Save My family now requests these mini bites for every celebration. It is wonderful to watch everyone pick their favorite flavor and circle back for seconds.
Required Tools
Mini muffin tin (24-cup), mixing bowls, electric mixer or whisk, small saucepan, spoon or small scoop
Allergen Information
Contains dairy, eggs, wheat (gluten), and soy. Always review labels for possible allergen traces.
Nutritional Information
Approximate per bite: Calories: 110, Total Fat: 7 g, Carbohydrates: 10 g, Protein: 2 g
Save Ready to serve a showstopping dessert platter, these mini treats bring endless joy to any table. Whip up a batch and watch them disappear!
Recipe FAQ Section
- → How do I make the crusts for the mini cheesecakes?

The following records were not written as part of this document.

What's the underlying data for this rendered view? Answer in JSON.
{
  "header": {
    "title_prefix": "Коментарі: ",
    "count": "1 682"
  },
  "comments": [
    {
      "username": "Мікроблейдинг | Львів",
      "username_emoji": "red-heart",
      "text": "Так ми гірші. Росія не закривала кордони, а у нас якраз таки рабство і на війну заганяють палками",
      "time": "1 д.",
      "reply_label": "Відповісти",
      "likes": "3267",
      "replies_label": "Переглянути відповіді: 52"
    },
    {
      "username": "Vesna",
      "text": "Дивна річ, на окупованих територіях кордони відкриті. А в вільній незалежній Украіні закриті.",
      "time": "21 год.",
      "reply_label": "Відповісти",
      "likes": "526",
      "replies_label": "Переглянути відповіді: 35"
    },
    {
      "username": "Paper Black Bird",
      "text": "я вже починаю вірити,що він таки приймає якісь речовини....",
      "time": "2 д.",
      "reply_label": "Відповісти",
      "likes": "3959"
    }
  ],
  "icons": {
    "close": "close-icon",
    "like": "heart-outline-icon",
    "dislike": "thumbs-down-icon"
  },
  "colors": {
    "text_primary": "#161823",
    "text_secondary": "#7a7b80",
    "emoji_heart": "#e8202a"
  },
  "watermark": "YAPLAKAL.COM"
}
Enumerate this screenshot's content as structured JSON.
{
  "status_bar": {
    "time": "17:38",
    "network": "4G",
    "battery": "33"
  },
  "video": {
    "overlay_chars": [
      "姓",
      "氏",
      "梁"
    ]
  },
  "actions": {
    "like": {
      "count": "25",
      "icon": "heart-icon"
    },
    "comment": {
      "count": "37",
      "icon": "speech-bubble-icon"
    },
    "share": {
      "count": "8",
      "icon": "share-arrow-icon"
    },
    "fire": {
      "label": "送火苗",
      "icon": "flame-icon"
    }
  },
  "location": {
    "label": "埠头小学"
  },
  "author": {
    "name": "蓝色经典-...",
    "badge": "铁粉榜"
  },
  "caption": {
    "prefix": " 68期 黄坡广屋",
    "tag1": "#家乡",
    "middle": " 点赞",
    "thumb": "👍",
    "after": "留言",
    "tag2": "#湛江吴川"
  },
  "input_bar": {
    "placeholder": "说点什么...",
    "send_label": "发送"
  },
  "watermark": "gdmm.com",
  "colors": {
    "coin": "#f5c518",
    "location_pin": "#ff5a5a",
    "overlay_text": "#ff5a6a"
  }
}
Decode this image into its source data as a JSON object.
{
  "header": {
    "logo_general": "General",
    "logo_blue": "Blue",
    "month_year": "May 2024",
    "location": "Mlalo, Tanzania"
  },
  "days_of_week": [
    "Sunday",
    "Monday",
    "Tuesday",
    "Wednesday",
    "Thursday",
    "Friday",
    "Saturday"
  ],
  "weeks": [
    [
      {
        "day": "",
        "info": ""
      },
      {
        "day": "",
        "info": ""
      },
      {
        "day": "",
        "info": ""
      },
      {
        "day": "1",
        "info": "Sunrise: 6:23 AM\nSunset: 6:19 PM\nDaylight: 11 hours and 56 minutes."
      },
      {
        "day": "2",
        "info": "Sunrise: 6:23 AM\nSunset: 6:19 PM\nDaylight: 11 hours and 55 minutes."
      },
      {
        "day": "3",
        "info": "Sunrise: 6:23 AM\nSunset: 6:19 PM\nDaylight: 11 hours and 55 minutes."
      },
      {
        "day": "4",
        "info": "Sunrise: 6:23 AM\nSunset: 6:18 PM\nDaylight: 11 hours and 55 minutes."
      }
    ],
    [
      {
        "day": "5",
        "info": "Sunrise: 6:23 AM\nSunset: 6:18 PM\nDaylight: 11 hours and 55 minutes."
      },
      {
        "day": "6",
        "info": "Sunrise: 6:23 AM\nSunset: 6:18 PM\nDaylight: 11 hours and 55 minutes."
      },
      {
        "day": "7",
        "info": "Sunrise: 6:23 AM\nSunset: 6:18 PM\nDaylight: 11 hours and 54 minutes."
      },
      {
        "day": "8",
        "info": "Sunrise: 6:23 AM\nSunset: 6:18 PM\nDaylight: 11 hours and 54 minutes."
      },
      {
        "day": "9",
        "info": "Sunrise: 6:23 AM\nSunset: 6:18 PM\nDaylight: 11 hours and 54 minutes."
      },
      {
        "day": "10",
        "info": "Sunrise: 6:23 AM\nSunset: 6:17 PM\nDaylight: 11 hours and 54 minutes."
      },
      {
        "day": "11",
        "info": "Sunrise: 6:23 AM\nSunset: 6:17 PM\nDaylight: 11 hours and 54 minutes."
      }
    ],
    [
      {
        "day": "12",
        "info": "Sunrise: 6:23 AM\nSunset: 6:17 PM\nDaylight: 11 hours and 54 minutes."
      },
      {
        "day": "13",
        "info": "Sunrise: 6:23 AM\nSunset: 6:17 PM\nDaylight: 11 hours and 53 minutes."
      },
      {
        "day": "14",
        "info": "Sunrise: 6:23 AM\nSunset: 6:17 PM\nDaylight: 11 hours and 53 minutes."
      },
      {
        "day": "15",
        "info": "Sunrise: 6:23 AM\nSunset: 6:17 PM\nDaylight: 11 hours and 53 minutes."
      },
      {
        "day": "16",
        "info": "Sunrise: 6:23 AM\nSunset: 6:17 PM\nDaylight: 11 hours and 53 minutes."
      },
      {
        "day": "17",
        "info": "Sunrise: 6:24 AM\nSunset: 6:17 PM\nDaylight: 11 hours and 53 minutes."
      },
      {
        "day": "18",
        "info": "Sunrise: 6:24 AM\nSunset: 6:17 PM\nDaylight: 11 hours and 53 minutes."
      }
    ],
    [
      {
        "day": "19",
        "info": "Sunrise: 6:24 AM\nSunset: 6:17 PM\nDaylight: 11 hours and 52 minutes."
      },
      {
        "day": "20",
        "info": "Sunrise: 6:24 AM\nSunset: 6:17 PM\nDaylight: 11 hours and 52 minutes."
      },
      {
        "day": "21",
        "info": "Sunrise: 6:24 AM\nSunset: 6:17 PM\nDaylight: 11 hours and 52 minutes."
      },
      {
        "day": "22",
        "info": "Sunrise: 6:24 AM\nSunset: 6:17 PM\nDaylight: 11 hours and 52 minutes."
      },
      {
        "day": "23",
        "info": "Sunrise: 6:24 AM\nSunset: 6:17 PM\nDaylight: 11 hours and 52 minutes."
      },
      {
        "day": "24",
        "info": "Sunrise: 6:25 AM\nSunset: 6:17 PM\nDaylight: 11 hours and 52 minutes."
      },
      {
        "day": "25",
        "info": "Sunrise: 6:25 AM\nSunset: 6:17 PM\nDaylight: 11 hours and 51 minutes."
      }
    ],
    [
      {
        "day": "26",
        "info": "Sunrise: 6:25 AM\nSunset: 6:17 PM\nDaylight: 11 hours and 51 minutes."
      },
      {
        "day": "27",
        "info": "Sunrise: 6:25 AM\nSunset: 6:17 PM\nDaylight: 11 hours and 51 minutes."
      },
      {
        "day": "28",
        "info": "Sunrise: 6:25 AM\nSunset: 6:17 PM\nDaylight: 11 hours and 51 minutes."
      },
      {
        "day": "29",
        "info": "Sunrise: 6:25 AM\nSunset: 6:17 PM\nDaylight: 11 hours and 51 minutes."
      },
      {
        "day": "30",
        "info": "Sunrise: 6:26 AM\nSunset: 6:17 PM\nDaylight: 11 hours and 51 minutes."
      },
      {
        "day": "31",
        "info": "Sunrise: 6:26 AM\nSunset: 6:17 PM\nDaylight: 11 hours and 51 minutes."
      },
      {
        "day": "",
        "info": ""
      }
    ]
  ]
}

Mix graham cracker crumbs with melted butter, then press a teaspoonful into the base of each muffin cup to create the crust.
- → What is the best way to ensure the chocolate ganache sets nicely?
Heat the cream and pour it over chopped dark chocolate, stirring until smooth before pouring into chilled crusts and refrigerating until firm.
- → Can I substitute the shortcrust pastry for a gluten-free option?
Yes, gluten-free pastry sheets can be used to accommodate dietary preferences while maintaining the tart’s texture.
- → How can I vary the toppings for these mini bites?
Try adding passion fruit, chopped nuts, or whipped cream to enhance flavor and presentation.
- → What is the ideal oven temperature for baking these treats?
Set the oven to 170°C (340°F) for baking the cheesecakes and lemon curd tarts for optimal texture.